Un couple de Québécois coincé sur le bateau de croisière Coral Princess est plongé dans l’incertitude, alors que l’Argentine a refusé vendredi de les laisser prendre leur vol de retour. Maintenant en quarantaine dans un port de l’Uruguay, les Québécois ignorent comment ils pourront rentrer au pays.

Louis-Samuel Perron Louis-Samuel Perron
La Presse

« On est dans l’incertitude la plus complète », lâche André Champagne, exaspéré au bout du fil. L’avocat d’expérience et son épouse Lise Champagne s’attendaient à être dans les airs en direction du Canada vendredi après-midi. Or, ils sont plutôt confinés sur le Coral Princess, prisonniers de cette croisière amorcée au début du mois alors que la crise de la COVID-19 n’était pas aussi critique.
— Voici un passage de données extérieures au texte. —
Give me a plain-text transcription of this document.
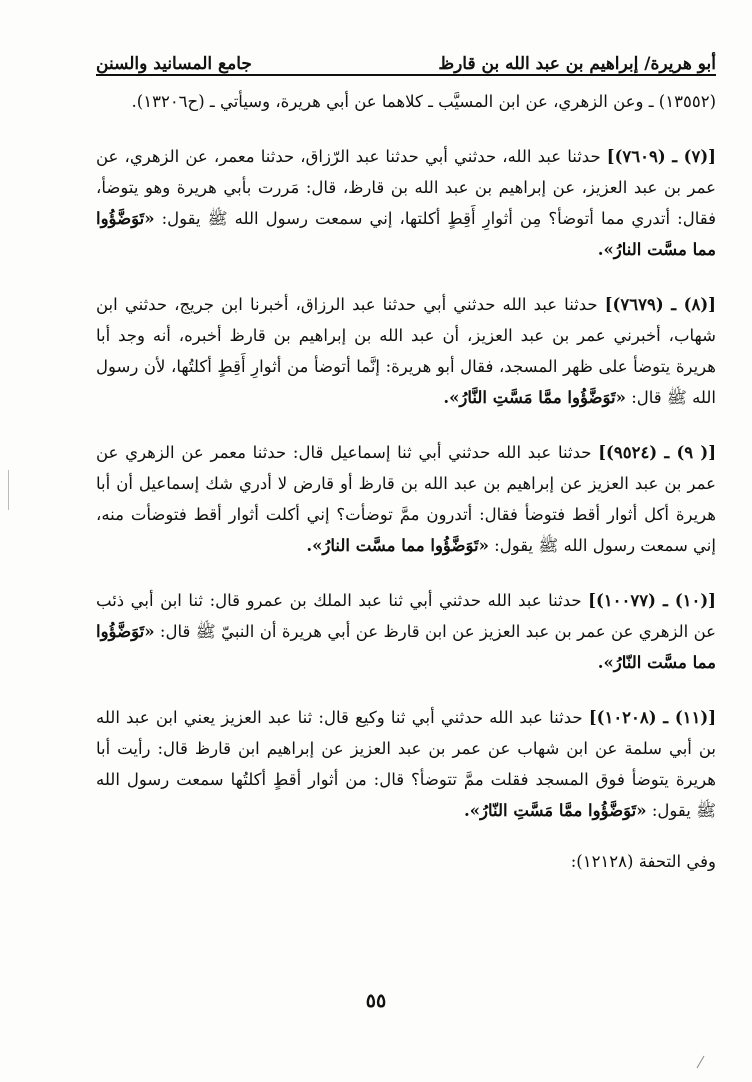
أبو هريرة/ إبراهيم بن عبد الله بن قارظ
جامع المسانيد والسنن

(١٣٥٥٢) ـ وعن الزهري، عن ابن المسيَّب ـ كلاهما عن أبي هريرة، وسيأتي ـ (ح١٣٢٠٦).

[(٧) ـ (٧٦٠٩)] حدثنا عبد الله، حدثني أبي حدثنا عبد الرّزاق، حدثنا معمر، عن الزهري، عن عمر بن عبد العزيز، عن إبراهيم بن عبد الله بن قارظ، قال: مَررت بأبي هريرة وهو يتوضأ، فقال: أتدري مما أتوضأ؟ مِن أثوارِ أَقِطٍ أكلتها، إني سمعت رسول الله ﷺ يقول: «تَوَضَّؤُوا مما مسَّت النارُ».

[(٨) ـ (٧٦٧٩)] حدثنا عبد الله حدثني أبي حدثنا عبد الرزاق، أخبرنا ابن جريج، حدثني ابن شهاب، أخبرني عمر بن عبد العزيز، أن عبد الله بن إبراهيم بن قارظ أخبره، أنه وجد أبا هريرة يتوضأ على ظهر المسجد، فقال أبو هريرة: إنَّما أتوضأ من أثوارِ أَقِطٍ أكلتُها، لأن رسول الله ﷺ قال: «تَوَضَّؤُوا ممَّا مَسَّتِ النَّارُ».

[( ٩) ـ (٩٥٢٤)] حدثنا عبد الله حدثني أبي ثنا إسماعيل قال: حدثنا معمر عن الزهري عن عمر بن عبد العزيز عن إبراهيم بن عبد الله بن قارظ أو قارض لا أدري شك إسماعيل أن أبا هريرة أكل أثوار أقط فتوضأ فقال: أتدرون ممَّ توضأت؟ إني أكلت أثوار أقط فتوضأت منه، إني سمعت رسول الله ﷺ يقول: «تَوَضَّؤُوا مما مسَّت النارُ».

[(١٠) ـ (١٠٠٧٧)] حدثنا عبد الله حدثني أبي ثنا عبد الملك بن عمرو قال: ثنا ابن أبي ذئب عن الزهري عن عمر بن عبد العزيز عن ابن قارظ عن أبي هريرة أن النبيّ ﷺ قال: «تَوَضَّؤُوا مما مسَّت النّارُ».

[(١١) ـ (١٠٢٠٨)] حدثنا عبد الله حدثني أبي ثنا وكيع قال: ثنا عبد العزيز يعني ابن عبد الله بن أبي سلمة عن ابن شهاب عن عمر بن عبد العزيز عن إبراهيم ابن قارظ قال: رأيت أبا هريرة يتوضأ فوق المسجد فقلت ممَّ تتوضأ؟ قال: من أثوار أقطٍ أكلتُها سمعت رسول الله ﷺ يقول: «تَوَضَّؤُوا ممَّا مَسَّتِ النّارُ».

وفي التحفة (١٢١٢٨):

٥٥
« On ne sait pas ce qu’on va faire après. On n’a pas assez d’information », dénonce-t-il.

Les Lavallois devaient prendre un vol vendredi de Buenos Aires en direction de Toronto. Jusqu’à jeudi, ils espéraient pouvoir l’attraper, puisque de nombreux passagers du bateau avaient réussi à le faire en étant escortés jusqu’à l’aéroport. Mais la décision des autorités argentines de mettre le pays en quarantaine jeudi soir a bouleversé leur plan.

Les passagers déjà à l’aéroport de Buenos Aires pour leur vol de vendredi matin ont été ramenés sur le bateau, obligeant ainsi tous les passagers à respecter une quarantaine. « Regardez l’illogisme. On ne peut pas sortir parce qu’on va contaminer les citoyens, mais on fait sortir des gens et on les ramène sur le bateau ! », s’insurge André Champagne.

Le Coral Princess est maintenant à Montevideo, en Uruguay, pour se ravitailler. « Nous continuons de chercher à obtenir la permission de débarquer les passagers. Nous explorons toutes les avenues, incluant par des canaux diplomatiques », a indiqué l’entreprise Princess Cruises dans un communiqué envoyé à La Presse.

« C’est comme si ce bateau-là était oublié en mer, c’est épeurant », lance leur fille Nadia Champagne. « Nous sommes terriblement inquiets. Mes parents ne sont pas malades, mais ils ont différents médicaments à prendre. C’est très stressant de ne pas savoir quand on va les revoir », ajoute-t-elle.

Nadia Champagne espère que les autorités fédérales vont rapidement prendre en main la situation pour rapatrier rapidement les Canadiens et ses parents sur le bateau.

Affaires mondiales Canada n’avait pas répondu à notre demande d’entrevue vendredi après-midi.